Among the prerequisites for satisfactory performance on the 4-cpu Intel boxes are avoiding remote memory access by keeping each block of threads local to one CPU. Your implicit concerns about conflicts between what you do in Windows threads and what MKL wants to do in OpenMP seem well taken. If you use /Qmkl:sequential and manage your own threads, MKL will not attempt to deal with NUMA, so it is left up to you.

You definitely need to provide for adjusting your numbers of threads and affinity consistent with the MKL implementation, even if you intend always to run on the same topology and OS. The easy way is to use OpenMP in your own code as well. As MKL is designed for full performance only when running 1 thread per physical core, you must expect worsening efficiency as you go up in numbers of cores when running more than 1 thread per core.

At one time, there were comments that Intel intended to change MKL from OpenMP compatibility to TBB and Cilk(tm) Plus compatibility, but this seems impractical and was not pursued. As the OpenMP for Windows is built on Windows threads, there is potential compatibility, but I don't know if the somewhat obscure features for compatibility between OpenMP and pthreads on linux have counterparts in Windows.

mmmmm__hamed · ‎02-16-2015

Dear Tim

I want to tell you two points:

1. I saw this link " https://software.intel.com/en-us/articles/intel-mkl-numa-notes"

a person whose name is "Victor Pasko" has commented at the end of mentioned address and says "MKL memory manager is not intended for NUMA model" . My understanding from those sentences is mkl doesn't have numa specific implementation and doesn't have any ability to efficient execution on numa architecture. then I send a message to Victor Pasko for asking extra details about it and Victor didn't reply to me. Is my understanding correct ,in your opinion ?.I couldn't communicate with Victor Pasko , would you mind communicate to Victor and give him further detail about mkl on numa? because both of you work in intel and it is easy for you to speak with Victor.

2. Since you doesn't have numa server for test code. I would run teamviewer on my server then you or another expert can connect to that and test code on numa server. Do you or other intel company supporters do this and test your own product on numa server?

Best regards.

TimP · ‎02-16-2015

Remember that the primary target of MKL benchmarks generally is a dual CPU platform, so it should be possible to get full performance on NUMA. Many applications which use MKL are targeting the more cost effective dual CPU platforms, as (e.g. when using MPI), those may be more attractive than the 4- and 8- CPU platforms, but there isn't necessarily any additional functionality needed to support optimum configuration on the bigger machines.
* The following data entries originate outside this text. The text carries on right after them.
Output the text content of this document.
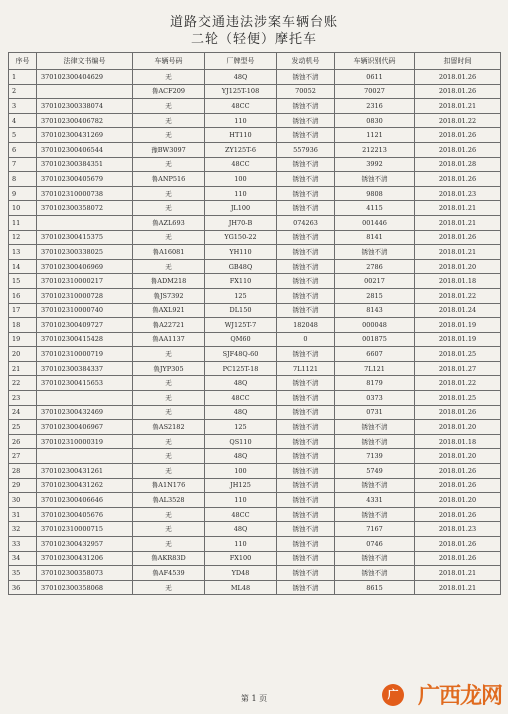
道路交通违法涉案车辆台账
二轮（轻便）摩托车
序号	法律文书编号	车辆号码	厂牌型号	发动机号	车辆识别代码	扣留时间
1	370102300404629	无	48Q	锈蚀不清	0611	2018.01.26
2		鲁ACF209	YJ125T-108	70052	70027	2018.01.26
3	370102300338074	无	48CC	锈蚀不清	2316	2018.01.21
4	370102300406782	无	110	锈蚀不清	0830	2018.01.22
5	370102300431269	无	HT110	锈蚀不清	1121	2018.01.26
6	370102300406544	豫BW3097	ZY125T-6	557936	212213	2018.01.26
7	370102300384351	无	48CC	锈蚀不清	3992	2018.01.28
8	370102300405679	鲁ANP516	100	锈蚀不清	锈蚀不清	2018.01.26
9	370102310000738	无	110	锈蚀不清	9808	2018.01.23
10	370102300358072	无	JL100	锈蚀不清	4115	2018.01.21
11		鲁AZL693	JH70-B	074263	001446	2018.01.21
12	370102300415375	无	YG150-22	锈蚀不清	8141	2018.01.26
13	370102300338025	鲁A16081	YH110	锈蚀不清	锈蚀不清	2018.01.21
14	370102300406969	无	GB48Q	锈蚀不清	2786	2018.01.20
15	370102310000217	鲁ADM218	FX110	锈蚀不清	00217	2018.01.18
16	370102310000728	鲁JS7392	125	锈蚀不清	2815	2018.01.22
17	370102310000740	鲁AXL921	DL150	锈蚀不清	8143	2018.01.24
18	370102300409727	鲁A22721	WJ125T-7	182048	000048	2018.01.19
19	370102300415428	鲁AA1137	QM60	0	001875	2018.01.19
20	370102310000719	无	SJF48Q-60	锈蚀不清	6607	2018.01.25
21	370102300384337	鲁JYP305	PC125T-18	7L1121	7L121	2018.01.27
22	370102300415653	无	48Q	锈蚀不清	8179	2018.01.22
23		无	48CC	锈蚀不清	0373	2018.01.25
24	370102300432469	无	48Q	锈蚀不清	0731	2018.01.26
25	370102300406967	鲁AS2182	125	锈蚀不清	锈蚀不清	2018.01.20
26	370102310000319	无	QS110	锈蚀不清	锈蚀不清	2018.01.18
27		无	48Q	锈蚀不清	7139	2018.01.20
28	370102300431261	无	100	锈蚀不清	5749	2018.01.26
29	370102300431262	鲁A1N176	JH125	锈蚀不清	锈蚀不清	2018.01.26
30	370102300406646	鲁AL3528	110	锈蚀不清	4331	2018.01.20
31	370102300405676	无	48CC	锈蚀不清	锈蚀不清	2018.01.26
32	370102310000715	无	48Q	锈蚀不清	7167	2018.01.23
33	370102300432957	无	110	锈蚀不清	0746	2018.01.26
34	370102300431206	鲁AKR83D	FX100	锈蚀不清	锈蚀不清	2018.01.26
35	370102300358073	鲁AF4539	YD48	锈蚀不清	锈蚀不清	2018.01.21
36	370102300358068	无	ML48	锈蚀不清	8615	2018.01.21
第 1 页	广 广西龙网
I think the point being made is that MKL memory management by itself doesn't predict or optimize memory locality. If you get data located by first touch (say on a single CPU), then try to access the data in multiple threads running on different CPUs, you could suffer from remote memory access in some threads.

I retired from Intel, so it's not correct to say I work there.

mmmmm__hamed · ‎02-17-2015

do you have an idea to how allocate memory locally?

how I can allocate memory locally to cpu?

special command or other solution.

and I wish to victor pasko also participate in our discussion

thanks for your patience